When PuppetART lost its longtime downtown home to the pressures of a gentrifying city, the Chalfonte Foundation stepped in. Cass Café becomes PuppetART's new performing home. The LaRose House — the Foundation's Victorian building a few blocks from the café — serves as storage, rehearsal space, and training facility for the company. The goal is to rebuild what was lost: school tour programming, a new statewide touring initiative, and the kind of sustained community presence that PuppetART built over twenty years. Pancakes with Puppets on Saturday mornings is where that rebuilding begins.
The Saturday morning event has a clear theatrical arc. Families arrive and get settled with breakfast and brunch while a puppet host works the room — banter with the human guests, interactions with families, the kind of warmth that gets a room comfortable and ready. When the time comes, the host brings out members of the cast one by one for brief interviews: who are you, what's your role in the show, what should the audience know before the curtain rises. Then the full performance — one complete show from PuppetART's repertoire, performed in its entirety. A morning that moves from meal to conversation to theater, with puppetry running through all of it.
Saturday Dinner Concerts are among the most distinctive programming at Cass Café — a curated pairing of a Detroit or Michigan musical act with either a pop-up restaurant or, on Heritage Night, the Cass kitchen itself.

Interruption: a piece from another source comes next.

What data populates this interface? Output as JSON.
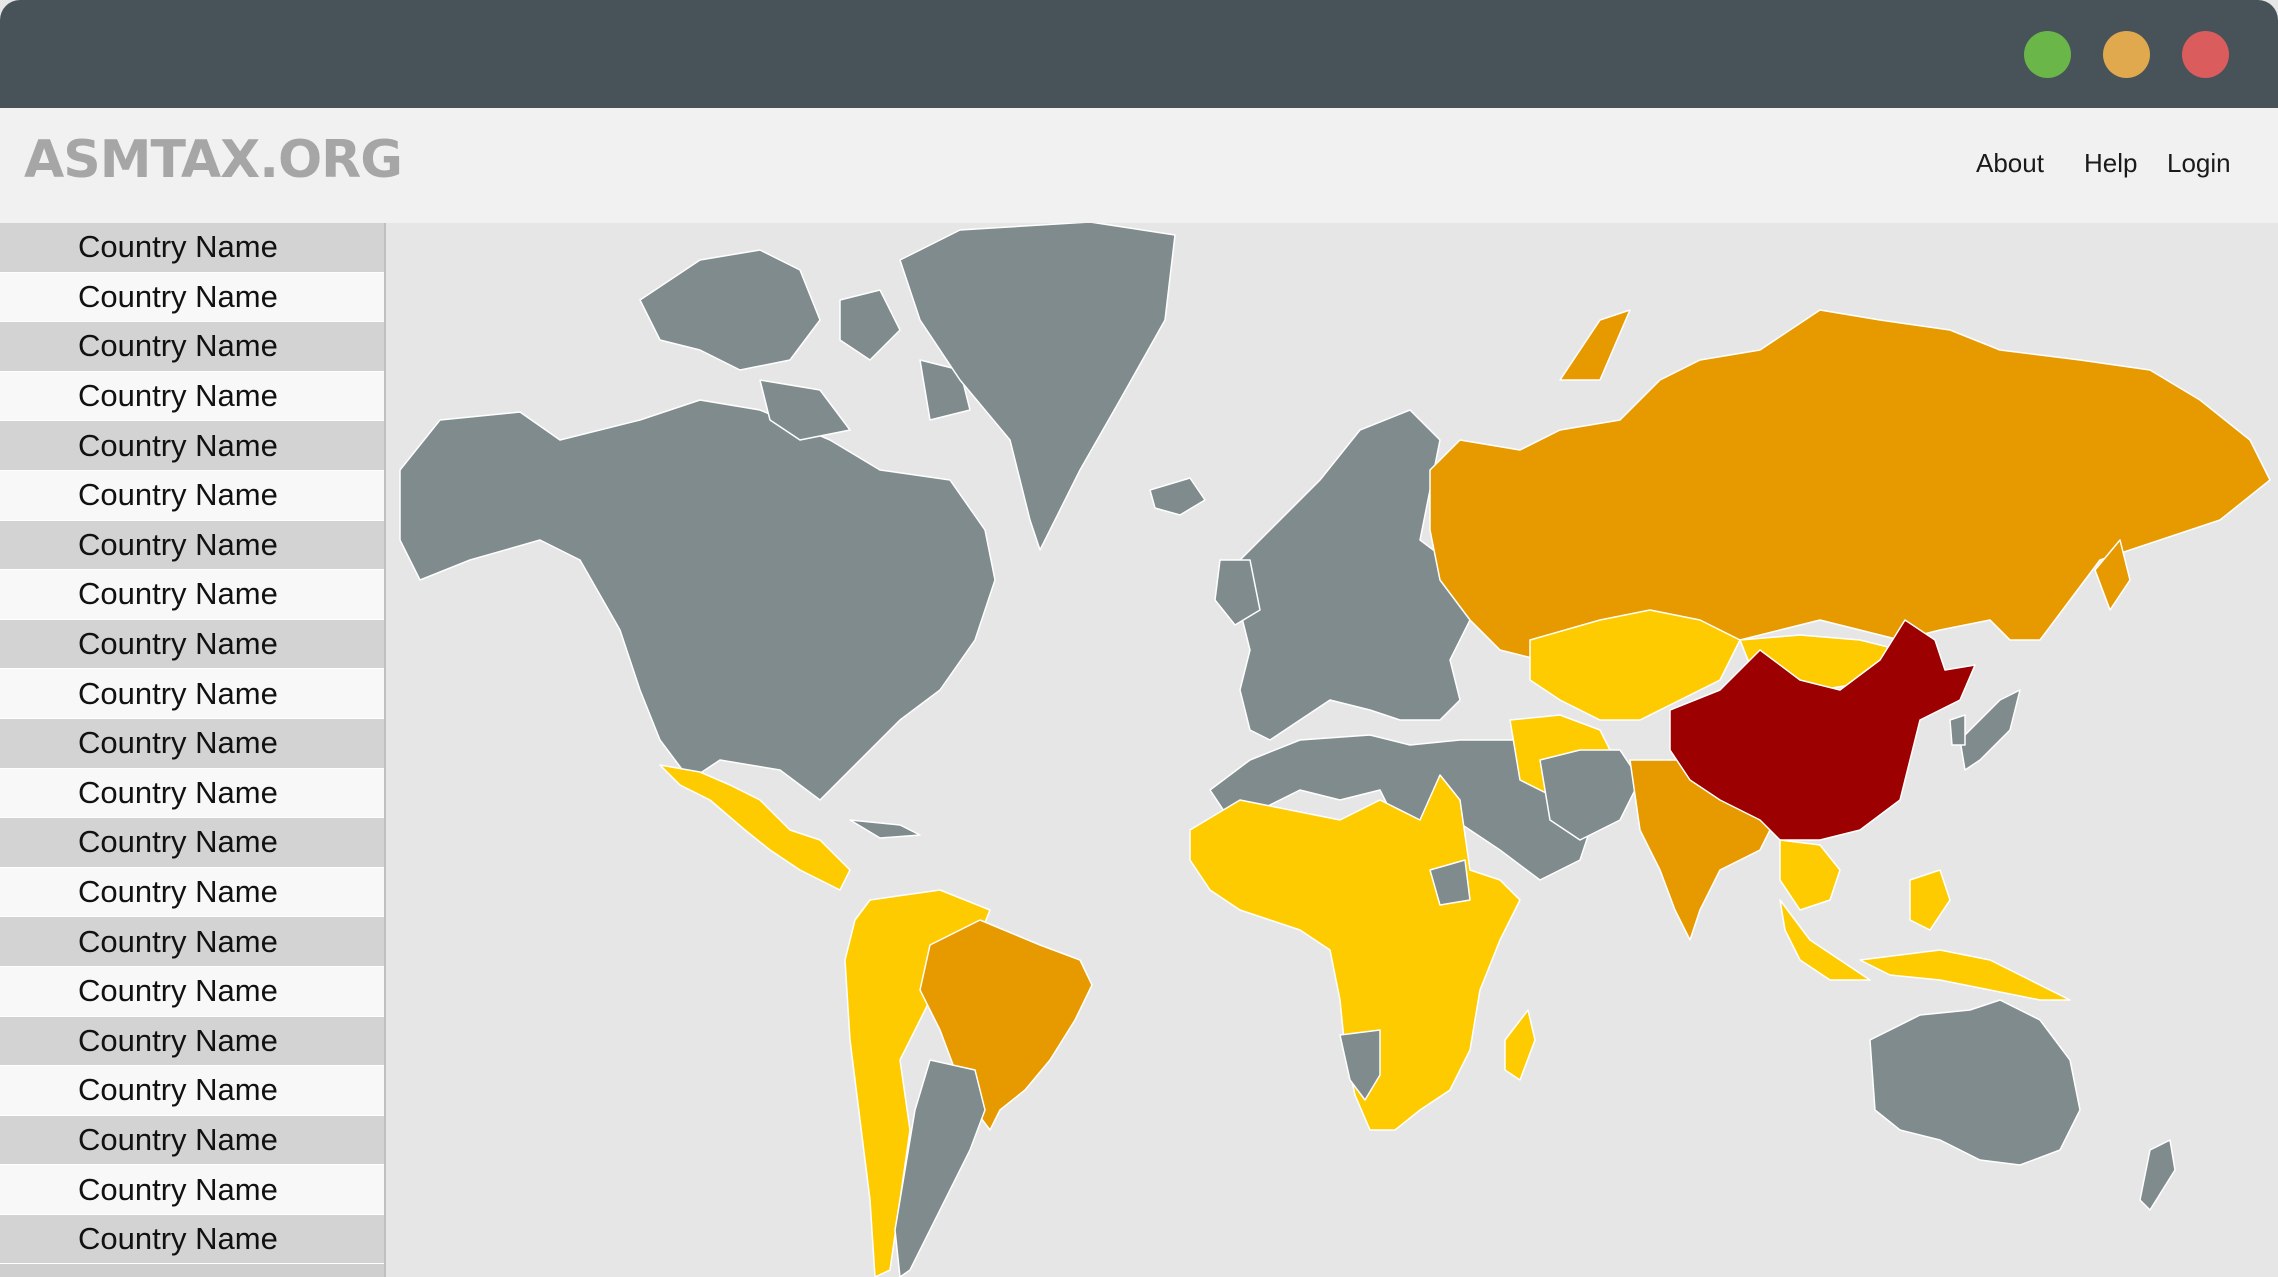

The model is dinner and a show in the same room: guests purchase tickets in advance that include their meal, are assigned seating, and spend the evening at their table with food and drinks as the performance happens around them. The meal comes first, creating the ease and warmth a room needs before music fully takes it over. The bar remains available throughout.
Tickets are purchased in advance — a model that eliminates no-shows, allows the kitchen to prep precisely for the number of covers, and creates a predictable evening for both staff and guests. Pricing is tiered: seats near the stage command a higher price; balcony seating offers a slightly lower price point and a different vantage. Guests choose and pre-order their meal when they purchase their ticket. This is not a reservation — it is a commitment, and the evening is designed to be worth it.
Health and healing at Cass Café is not a class schedule — it is a day of intentional space-holding. Individual healing (spiritual, mental, and physical) and community healing are not separated. A yoga class is also a community gathering. A healing circle is also a creative practice. A neighborhood charette is also a health intervention. Sunday holds all of it.